Space and a break. I had a c section after 36 hours of labor, and was expected to do all the childcare asap. Thankfully I was unconscious due to medical trauma for 12 hours. My husband was the primary parent during that time. When I woke up the nurses expected me to do 100% of everything before I had a chance to eat, drink or pee. My husband put his foot down and told them to back off. They kept moving the bassinet away from my husband’s side of the room to mine. They expected me to stand and walk every time our daughter cried. My husband lost his shit on the staff. He asked them how I was expected to recover from major surgery, hemmoraghing and medical trauma if they wouldn’t allow me to rest. How was he expected to be a father if they kept interfering.

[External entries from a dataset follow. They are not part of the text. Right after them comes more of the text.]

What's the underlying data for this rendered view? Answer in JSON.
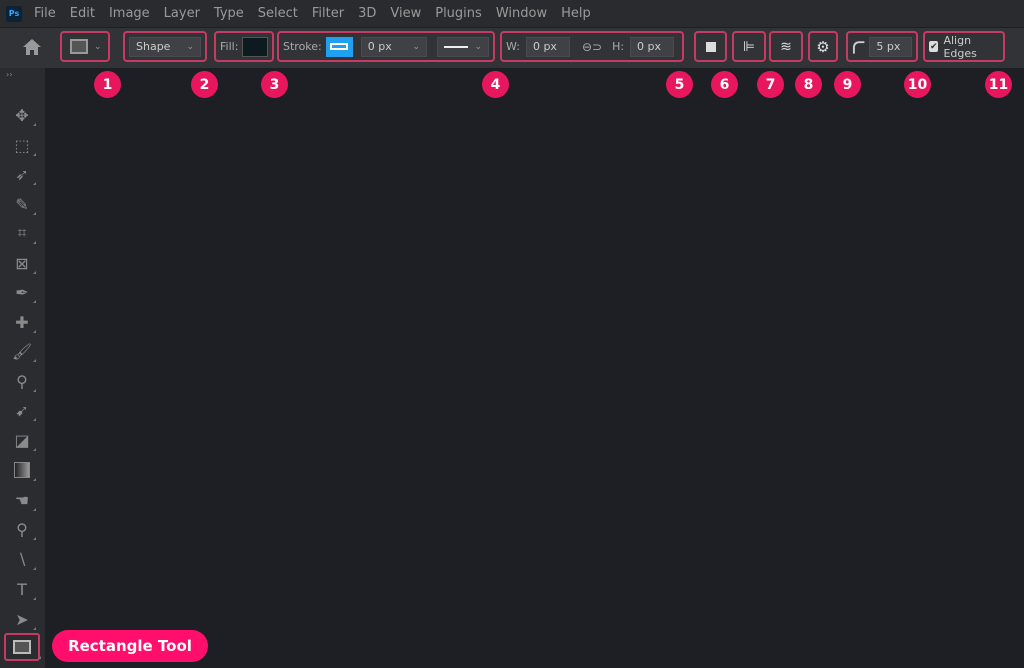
{
  "app": {
    "logo": "Ps"
  },
  "menu": [
    "File",
    "Edit",
    "Image",
    "Layer",
    "Type",
    "Select",
    "Filter",
    "3D",
    "View",
    "Plugins",
    "Window",
    "Help"
  ],
  "options": {
    "shape_mode": "Shape",
    "fill_label": "Fill:",
    "fill_color": "#0d1a1f",
    "stroke_label": "Stroke:",
    "stroke_color": "#1fa0f0",
    "stroke_width": "0 px",
    "w_label": "W:",
    "w_value": "0 px",
    "h_label": "H:",
    "h_value": "0 px",
    "corner_radius": "5 px",
    "align_edges_label": "Align Edges",
    "align_edges_checked": true
  },
  "badges": [
    "1",
    "2",
    "3",
    "4",
    "5",
    "6",
    "7",
    "8",
    "9",
    "10",
    "11"
  ],
  "tools": [
    "move",
    "marquee",
    "lasso",
    "quick-selection",
    "crop",
    "frame",
    "eyedropper",
    "healing",
    "brush",
    "stamp",
    "history-brush",
    "eraser",
    "gradient",
    "smudge",
    "dodge",
    "pen",
    "type",
    "path-selection",
    "rectangle"
  ],
  "tool_label": "Rectangle Tool",
  "accent": "#e8175d"
}
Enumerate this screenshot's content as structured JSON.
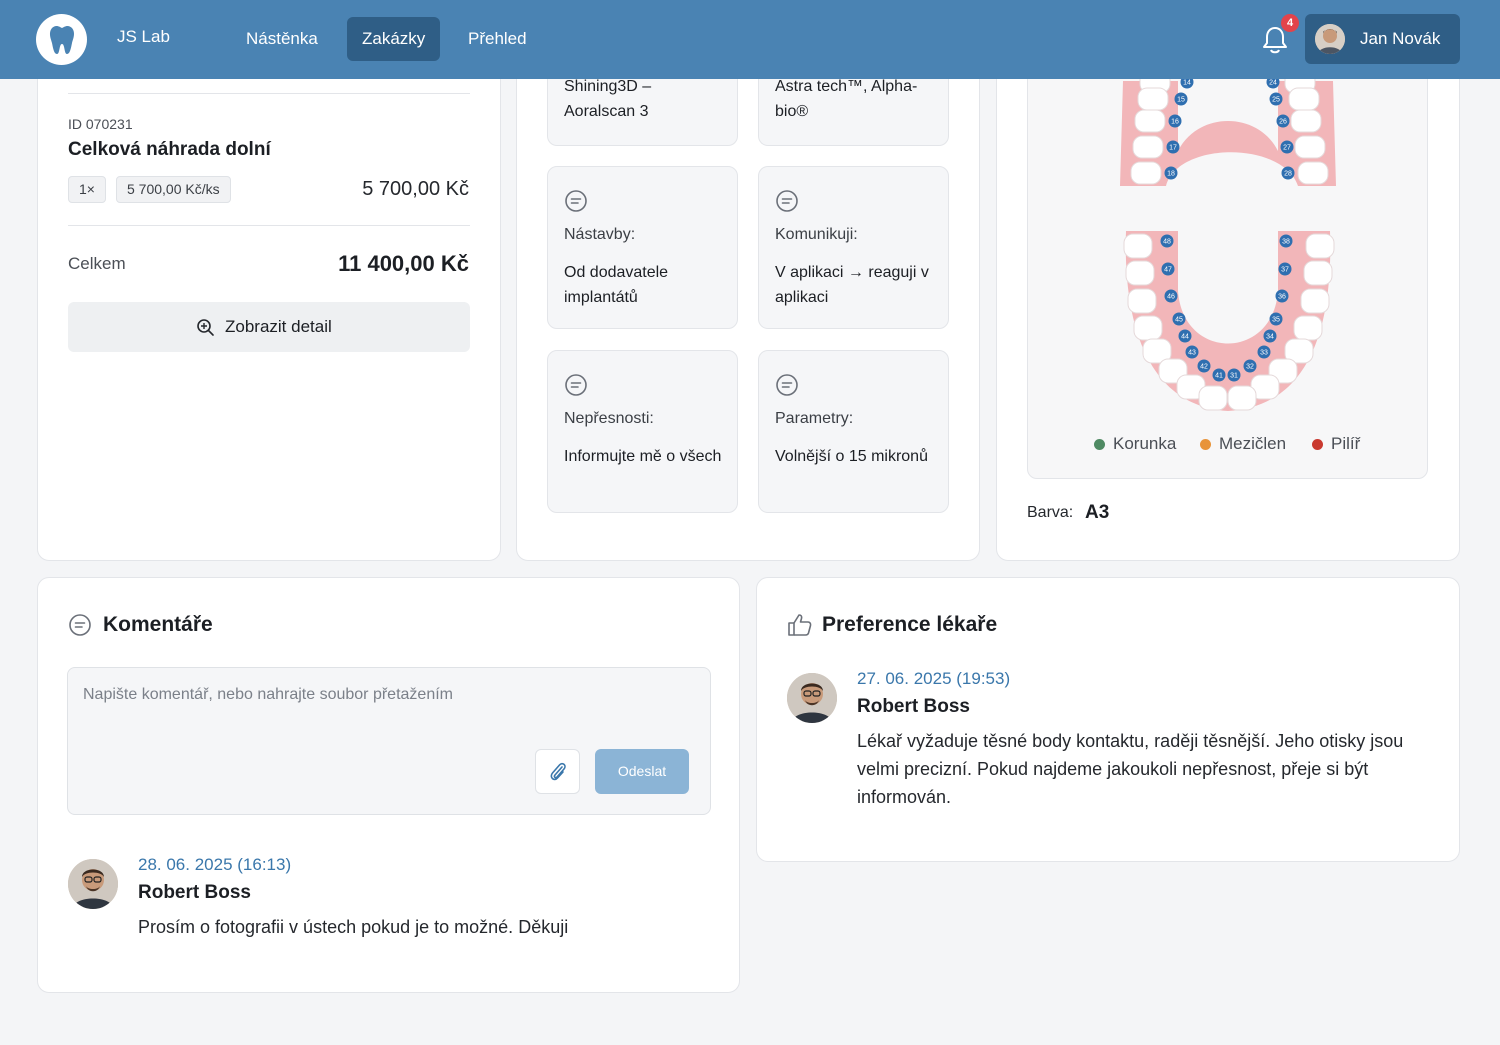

Best piece of advice is to leave the hospital as soon as you medically can. If baby is in NICU, as ours was, I still advise going home to sleep. Medical staff legitimately do not care how bad a shape the mom is in. They would rather watch her suffer needlessly than allow her a respite or for the father to help. I was forced to walk across the hospital ward to the NICU. I was retaining so much fluid that it pooled in my legs when I was standing or sitting. I lost the ability to move my knees after 30 mins sitting in the NICU. When I had to leave to lay down the nurses rolled their eyes and made me feel like I was the worst mother in the world. There was no compassion for me or my pain both while in labor or recovery.